A Tuscan Villa on the Front Range
Flying Horse Resort & Club is a private community in the north of Colorado Springs with a Tom Weiskopf-designed championship course and a clubhouse that was built, unmistakably, to look Italian. The Steakhouse occupies the resort's most prominent dining space — a Tuscan-style villa with sweeping views of the course, Pikes Peak, and the entire Front Range spread out behind the fairways. The restaurant is open to the public alongside members and resort guests, which means the experience is country-club refinement available by reservation rather than invitation.
The kitchen operates a prime-steakhouse programme with rigorous sourcing. USDA prime cuts are dry-aged on premises; seafood is carefully selected; the side dishes — truffle mac and cheese, roasted Brussels sprouts with house bacon — have the heft and polish that the rest of the menu demands. The wine programme is deep and well-composed, recognised by Wine Spectator with a 2025 Best of Award of Excellence, and the sommelier team is happy to do serious work on your behalf without turning it into a performance.

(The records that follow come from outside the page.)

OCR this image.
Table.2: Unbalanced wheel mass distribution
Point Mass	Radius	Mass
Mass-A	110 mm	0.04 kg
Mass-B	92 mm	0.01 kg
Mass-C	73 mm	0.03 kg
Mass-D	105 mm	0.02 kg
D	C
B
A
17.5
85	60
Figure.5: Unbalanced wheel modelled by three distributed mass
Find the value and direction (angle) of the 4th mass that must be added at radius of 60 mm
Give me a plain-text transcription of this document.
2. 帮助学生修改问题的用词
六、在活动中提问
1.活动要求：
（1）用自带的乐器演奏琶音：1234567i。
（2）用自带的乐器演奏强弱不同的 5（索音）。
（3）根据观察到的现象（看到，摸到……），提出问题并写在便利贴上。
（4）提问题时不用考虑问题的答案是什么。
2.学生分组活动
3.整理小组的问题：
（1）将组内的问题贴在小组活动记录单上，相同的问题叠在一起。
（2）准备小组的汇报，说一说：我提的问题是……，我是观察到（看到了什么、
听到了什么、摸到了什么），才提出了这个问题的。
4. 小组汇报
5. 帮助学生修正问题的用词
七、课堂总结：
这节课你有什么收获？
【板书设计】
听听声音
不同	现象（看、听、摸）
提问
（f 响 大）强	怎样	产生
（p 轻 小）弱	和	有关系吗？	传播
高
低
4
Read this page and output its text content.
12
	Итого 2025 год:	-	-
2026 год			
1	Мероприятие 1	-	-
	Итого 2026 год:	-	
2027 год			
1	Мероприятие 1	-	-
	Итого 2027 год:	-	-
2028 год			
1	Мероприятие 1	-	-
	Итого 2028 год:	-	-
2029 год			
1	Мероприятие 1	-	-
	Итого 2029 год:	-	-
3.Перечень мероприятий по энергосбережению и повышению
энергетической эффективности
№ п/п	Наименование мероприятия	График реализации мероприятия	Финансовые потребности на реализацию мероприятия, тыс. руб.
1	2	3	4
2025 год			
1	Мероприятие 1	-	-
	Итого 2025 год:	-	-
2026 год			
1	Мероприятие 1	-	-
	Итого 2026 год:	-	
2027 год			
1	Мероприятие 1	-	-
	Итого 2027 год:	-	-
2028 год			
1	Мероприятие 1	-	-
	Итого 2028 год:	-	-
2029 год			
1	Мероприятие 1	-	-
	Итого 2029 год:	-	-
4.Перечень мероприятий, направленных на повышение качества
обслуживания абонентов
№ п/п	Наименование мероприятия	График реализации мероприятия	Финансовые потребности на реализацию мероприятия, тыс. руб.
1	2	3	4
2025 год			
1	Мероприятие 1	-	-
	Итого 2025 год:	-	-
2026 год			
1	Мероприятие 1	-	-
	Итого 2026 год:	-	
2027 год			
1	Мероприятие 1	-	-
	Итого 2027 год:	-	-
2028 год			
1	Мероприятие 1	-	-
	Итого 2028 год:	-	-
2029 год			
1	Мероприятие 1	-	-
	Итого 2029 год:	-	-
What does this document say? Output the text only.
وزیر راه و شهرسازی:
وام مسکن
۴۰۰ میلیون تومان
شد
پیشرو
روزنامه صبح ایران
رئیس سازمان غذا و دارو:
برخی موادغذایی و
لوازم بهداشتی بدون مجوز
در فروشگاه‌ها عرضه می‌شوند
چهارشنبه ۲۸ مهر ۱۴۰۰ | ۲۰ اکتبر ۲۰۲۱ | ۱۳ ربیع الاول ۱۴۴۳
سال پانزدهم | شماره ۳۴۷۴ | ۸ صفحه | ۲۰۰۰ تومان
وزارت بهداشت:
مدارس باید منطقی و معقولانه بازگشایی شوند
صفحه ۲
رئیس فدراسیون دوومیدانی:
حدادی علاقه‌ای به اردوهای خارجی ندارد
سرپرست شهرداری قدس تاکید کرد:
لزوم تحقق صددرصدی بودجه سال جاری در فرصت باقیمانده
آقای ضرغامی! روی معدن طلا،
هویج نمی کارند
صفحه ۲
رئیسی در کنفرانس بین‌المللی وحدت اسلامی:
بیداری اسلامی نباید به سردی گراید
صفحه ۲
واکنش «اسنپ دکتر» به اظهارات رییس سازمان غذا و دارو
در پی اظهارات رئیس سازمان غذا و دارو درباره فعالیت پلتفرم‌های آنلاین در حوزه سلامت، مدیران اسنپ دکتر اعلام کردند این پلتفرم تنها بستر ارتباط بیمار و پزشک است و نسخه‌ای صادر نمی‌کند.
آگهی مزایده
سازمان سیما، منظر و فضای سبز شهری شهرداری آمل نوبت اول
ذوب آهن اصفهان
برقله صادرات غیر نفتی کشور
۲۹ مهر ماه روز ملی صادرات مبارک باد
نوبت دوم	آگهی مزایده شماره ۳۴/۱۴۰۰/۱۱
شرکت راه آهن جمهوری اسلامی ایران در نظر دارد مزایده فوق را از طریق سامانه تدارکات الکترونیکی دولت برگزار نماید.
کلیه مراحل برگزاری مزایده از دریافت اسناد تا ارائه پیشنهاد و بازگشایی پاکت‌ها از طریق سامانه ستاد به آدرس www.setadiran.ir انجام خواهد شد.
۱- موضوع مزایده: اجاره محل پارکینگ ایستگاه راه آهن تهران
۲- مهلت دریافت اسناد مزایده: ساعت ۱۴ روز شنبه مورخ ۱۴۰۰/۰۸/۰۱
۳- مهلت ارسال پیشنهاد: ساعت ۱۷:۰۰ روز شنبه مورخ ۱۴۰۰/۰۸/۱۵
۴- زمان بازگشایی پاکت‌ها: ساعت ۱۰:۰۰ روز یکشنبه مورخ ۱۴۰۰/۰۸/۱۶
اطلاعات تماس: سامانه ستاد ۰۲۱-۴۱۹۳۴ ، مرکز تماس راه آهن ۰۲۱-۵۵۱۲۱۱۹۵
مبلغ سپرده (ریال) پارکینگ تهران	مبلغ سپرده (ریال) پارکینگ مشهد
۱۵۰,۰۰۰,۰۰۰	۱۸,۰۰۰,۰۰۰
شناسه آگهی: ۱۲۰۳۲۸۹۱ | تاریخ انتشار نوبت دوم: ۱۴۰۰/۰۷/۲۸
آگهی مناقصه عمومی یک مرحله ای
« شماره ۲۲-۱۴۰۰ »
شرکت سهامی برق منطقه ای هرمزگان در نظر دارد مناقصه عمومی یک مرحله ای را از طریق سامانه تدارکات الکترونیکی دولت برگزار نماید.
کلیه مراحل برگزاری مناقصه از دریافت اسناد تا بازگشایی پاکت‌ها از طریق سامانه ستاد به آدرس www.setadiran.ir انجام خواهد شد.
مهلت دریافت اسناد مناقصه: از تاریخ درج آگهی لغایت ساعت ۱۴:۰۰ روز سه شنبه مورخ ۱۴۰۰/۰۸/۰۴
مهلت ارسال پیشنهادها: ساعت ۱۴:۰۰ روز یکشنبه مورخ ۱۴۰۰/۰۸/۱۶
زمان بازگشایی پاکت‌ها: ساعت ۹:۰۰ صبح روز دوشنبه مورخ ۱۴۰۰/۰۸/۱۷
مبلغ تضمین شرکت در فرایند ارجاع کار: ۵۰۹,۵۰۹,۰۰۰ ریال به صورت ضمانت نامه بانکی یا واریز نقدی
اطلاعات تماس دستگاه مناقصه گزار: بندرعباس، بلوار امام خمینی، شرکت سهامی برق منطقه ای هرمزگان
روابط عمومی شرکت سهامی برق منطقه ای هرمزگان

The Rotunda — a private dining room carved out of the west end of the villa with 300-degree glass — is the most dramatic private space in the city and the most frequently cited argument for holding a significant business dinner in Colorado Springs rather than flying everyone to Denver. Book it when the occasion calls for twelve people, a closed door, and a sunset over the Rockies that does more selling than you'll need to.
What to Order
Dry-aged ribeye and filet are the core of the menu and the right answer for first-time visitors. The seafood tower is a generous opener for a table of four or more. The creamy truffle mac and the Brussels sprouts have earned their status as required sides. The cocktail program is classic and precise; the bourbon list is deep; and the by-the-glass wine selection is broad enough that a group with varied tastes will all land well.
The Atmosphere
Country-club calm, with the volume dialed just above a whisper. The dining room feels like a Tuscan winery transplanted to the Front Range — warm woods, heavy drapes, soft uplighting, and views that do a significant portion of the emotional heavy lifting. Dress is business to country-club elegant; jackets are appropriate though not strictly required. Service is confident, tenured, and practiced at hosting people who make decisions for a living. The restaurant knows what it is — a deeply serious steakhouse inside a deeply serious private club — and acts accordingly.